Black dots indicate study-specific point effect estimates with corresponding 95% CIs indicated by horizontal lines, and diamonds indicate the pooled estimates with their corresponding 95% CIs. When studies were omitted one at a time for pregnancy DASH meta-analysis, the overall pooled estimates remained largely the same and remained statistically significant: range of beta coefficients = 11.7 to 21.6 g, all CIs did not include 0; for E-DII, beta coefficients (95% CI) range from −8.8 (−23.0, 5.5) g when excluding Gen R to −18.3 (−32.8, −3.8) g when excluding Lifeways. Effect estimates were adjusted for maternal education, ethnicity, prepregnancy BMI, maternal height, parity, energy intake (for DASH), cigarette smoking and alcohol consumption during pregnancy, and child sex. BMI, body mass index; DASH, Dietary Approaches to Stop Hypertension; E-DII, energy-adjusted Dietary Inflammatory Index.

Fig 3. Forest plot showing adjusted associations of maternal E-DII and DASH scores (per 1-SD increase) during prepregnancy and pregnancy periods with risk of SGA.

Black dots indicate study-specific point effect estimates with corresponding 95% CIs indicated by horizontal lines, and diamonds indicate the pooled estimates with their corresponding 95% CIs. As the ROLO study has estimates with very wide confidence intervals that impaired data visualization, it was excluded from this figure. By design, the ROLO study recruited mothers who have previously delivered a macrosomic infant, thus infants born low birth weight or SGA in this study were rare (<1%), causing unstable estimates. However, it should be noted that excluding this study did not affect the pooled estimates and overall conclusion [pooled OR (95% CI) = 1.18 (1.11, 1.26) for E-DII and 0.87 (0.80, 0.95) for DASH when ROLO was excluded cf. pooled OR (95% CI) = 1.18 (1.11, 1.26) for E-DII and 0.87 (0.82, 0.94) for DASH when ROLO was included]. When other studies were omitted one at a time for pregnancy E-DII and DASH meta-analysis, the overall pooled estimates were not affected and remained statistically significant: for E-DII: (range of ORs = 1.16–1.19, all CIs did not include 1); for DASH: (range of ORs: 0.82–0.92, all CIs did not include 1).
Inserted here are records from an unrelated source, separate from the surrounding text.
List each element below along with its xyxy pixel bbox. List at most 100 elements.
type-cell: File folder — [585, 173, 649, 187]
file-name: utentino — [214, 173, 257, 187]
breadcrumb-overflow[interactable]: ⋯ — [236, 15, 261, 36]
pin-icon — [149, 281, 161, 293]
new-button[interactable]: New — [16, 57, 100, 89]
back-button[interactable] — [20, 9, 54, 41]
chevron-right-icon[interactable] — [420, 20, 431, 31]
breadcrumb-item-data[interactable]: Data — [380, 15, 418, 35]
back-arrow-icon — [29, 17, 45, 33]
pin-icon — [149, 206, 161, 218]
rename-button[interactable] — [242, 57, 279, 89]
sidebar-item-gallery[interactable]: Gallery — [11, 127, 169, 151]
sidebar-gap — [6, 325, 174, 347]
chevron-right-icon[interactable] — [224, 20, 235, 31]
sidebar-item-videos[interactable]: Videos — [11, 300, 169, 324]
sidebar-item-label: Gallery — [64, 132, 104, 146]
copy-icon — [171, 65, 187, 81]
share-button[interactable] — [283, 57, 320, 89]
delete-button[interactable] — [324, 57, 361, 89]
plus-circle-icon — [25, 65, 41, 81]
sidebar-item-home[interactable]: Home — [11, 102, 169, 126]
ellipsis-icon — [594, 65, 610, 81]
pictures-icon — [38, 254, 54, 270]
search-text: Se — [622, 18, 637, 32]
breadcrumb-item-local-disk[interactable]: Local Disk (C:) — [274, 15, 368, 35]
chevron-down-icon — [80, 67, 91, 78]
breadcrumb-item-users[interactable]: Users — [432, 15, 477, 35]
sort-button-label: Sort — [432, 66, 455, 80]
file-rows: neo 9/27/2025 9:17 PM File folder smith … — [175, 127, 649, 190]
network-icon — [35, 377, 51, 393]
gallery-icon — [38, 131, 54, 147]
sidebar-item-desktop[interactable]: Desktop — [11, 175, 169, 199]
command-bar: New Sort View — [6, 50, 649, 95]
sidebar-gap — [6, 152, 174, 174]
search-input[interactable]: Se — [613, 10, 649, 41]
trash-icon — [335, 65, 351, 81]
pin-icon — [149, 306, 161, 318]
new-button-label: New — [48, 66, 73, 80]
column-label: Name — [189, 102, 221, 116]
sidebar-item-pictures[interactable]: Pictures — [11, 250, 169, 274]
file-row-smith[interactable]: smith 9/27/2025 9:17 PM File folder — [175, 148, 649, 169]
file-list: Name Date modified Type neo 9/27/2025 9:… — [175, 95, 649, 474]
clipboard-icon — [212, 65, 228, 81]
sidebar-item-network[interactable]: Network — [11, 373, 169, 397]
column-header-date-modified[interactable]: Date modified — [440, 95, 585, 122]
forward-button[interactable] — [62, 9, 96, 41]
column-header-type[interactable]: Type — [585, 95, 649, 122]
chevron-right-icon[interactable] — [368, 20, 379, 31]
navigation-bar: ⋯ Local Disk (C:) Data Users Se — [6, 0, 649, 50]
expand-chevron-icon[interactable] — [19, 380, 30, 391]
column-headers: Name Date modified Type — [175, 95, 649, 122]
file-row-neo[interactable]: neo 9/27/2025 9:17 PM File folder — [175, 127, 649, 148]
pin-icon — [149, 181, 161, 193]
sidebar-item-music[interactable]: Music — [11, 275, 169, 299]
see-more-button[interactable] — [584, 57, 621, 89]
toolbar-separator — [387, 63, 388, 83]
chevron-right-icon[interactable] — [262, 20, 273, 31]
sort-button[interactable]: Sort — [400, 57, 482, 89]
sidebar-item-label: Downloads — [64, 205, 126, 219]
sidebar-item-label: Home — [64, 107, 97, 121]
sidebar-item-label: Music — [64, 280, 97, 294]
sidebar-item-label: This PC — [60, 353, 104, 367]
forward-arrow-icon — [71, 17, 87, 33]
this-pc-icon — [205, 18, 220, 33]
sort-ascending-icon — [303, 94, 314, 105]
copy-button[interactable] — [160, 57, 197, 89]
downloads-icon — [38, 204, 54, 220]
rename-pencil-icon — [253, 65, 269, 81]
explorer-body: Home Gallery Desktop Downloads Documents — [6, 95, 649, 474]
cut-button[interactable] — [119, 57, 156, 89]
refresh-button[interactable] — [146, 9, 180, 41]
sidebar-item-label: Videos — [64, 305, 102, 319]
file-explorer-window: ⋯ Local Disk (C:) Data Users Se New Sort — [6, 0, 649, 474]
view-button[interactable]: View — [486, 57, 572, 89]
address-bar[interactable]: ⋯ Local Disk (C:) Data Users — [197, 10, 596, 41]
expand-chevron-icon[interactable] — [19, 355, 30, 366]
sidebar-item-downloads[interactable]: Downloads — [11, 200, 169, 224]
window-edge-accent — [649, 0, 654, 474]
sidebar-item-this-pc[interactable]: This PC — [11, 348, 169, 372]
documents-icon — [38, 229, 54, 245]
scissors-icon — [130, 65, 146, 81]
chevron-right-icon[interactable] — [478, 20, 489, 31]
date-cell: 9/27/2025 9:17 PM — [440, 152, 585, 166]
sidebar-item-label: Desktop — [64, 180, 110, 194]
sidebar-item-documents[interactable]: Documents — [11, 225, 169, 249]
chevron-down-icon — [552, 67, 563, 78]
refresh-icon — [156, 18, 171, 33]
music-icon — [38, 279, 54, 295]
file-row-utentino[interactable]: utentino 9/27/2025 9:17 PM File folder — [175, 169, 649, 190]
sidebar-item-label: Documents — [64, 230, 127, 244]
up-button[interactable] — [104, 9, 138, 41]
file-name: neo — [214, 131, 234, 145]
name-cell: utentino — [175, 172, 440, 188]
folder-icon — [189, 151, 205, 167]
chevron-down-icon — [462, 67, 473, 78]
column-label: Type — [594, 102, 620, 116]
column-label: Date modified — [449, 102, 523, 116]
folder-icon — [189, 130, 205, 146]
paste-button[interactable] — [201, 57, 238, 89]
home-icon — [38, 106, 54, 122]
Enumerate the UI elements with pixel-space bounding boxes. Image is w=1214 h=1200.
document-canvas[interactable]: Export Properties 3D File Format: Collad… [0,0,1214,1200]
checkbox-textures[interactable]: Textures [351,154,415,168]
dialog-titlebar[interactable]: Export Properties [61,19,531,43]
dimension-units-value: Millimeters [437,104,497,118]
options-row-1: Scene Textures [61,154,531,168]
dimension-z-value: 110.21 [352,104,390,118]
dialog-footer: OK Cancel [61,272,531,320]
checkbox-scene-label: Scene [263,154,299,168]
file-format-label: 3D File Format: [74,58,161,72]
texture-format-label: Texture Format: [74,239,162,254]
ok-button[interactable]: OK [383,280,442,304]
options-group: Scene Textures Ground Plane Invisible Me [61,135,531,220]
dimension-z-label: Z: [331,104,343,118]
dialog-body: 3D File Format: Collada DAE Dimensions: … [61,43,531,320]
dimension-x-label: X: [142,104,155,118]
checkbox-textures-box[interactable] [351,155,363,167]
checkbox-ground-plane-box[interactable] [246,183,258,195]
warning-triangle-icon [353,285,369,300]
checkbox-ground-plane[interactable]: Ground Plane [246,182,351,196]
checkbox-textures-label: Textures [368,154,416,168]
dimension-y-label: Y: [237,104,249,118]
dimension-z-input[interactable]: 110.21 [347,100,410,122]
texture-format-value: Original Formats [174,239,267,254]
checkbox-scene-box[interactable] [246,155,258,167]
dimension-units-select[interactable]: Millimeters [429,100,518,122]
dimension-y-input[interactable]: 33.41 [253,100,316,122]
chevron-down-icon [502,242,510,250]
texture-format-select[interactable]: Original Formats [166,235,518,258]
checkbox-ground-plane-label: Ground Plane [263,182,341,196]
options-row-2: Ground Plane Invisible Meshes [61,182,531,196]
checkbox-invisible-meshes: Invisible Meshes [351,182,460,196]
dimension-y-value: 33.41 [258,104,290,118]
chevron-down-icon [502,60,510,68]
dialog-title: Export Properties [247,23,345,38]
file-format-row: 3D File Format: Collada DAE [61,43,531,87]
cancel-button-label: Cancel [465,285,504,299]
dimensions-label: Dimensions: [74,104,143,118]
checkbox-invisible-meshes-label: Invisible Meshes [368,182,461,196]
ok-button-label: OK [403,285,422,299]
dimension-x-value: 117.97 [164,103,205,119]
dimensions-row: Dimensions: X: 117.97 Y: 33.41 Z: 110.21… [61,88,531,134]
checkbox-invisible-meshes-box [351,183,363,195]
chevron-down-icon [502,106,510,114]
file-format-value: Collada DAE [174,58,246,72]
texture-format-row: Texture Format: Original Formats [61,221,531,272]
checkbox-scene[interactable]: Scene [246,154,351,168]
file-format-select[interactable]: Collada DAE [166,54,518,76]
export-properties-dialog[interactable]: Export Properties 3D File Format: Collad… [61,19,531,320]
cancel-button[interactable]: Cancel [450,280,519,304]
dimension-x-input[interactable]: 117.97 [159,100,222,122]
Effect estimates were adjusted for maternal education, ethnicity, prepregnancy BMI, maternal height, parity, energy intake (for DASH), cigarette smoking and alcohol consumption during pregnancy, and child sex. BMI, body mass index; DASH, Dietary Approaches to Stop Hypertension; E-DII, energy-adjusted Dietary Inflammatory Index; OR, odds ratio; ROLO, Randomised cOntrol trial of LOw glycaemic index diet during pregnancy study; SGA, small-for-gestational-age.

Fig 4. Forest plot showing sex-interaction between maternal prepregnancy E-DII score (per 1-SD increase) and offspring birth outcomes (only adjusted subgroup pooled estimates shown; all pooled P values of interaction term ≤0.10).

The pooled estimates shown were based on analyses conducted separately in males and females to aid visualization; for this downstream subgroup analyses to be conducted, all P values were ≤0.10 based on meta-analysis of within-cohort interaction estimates.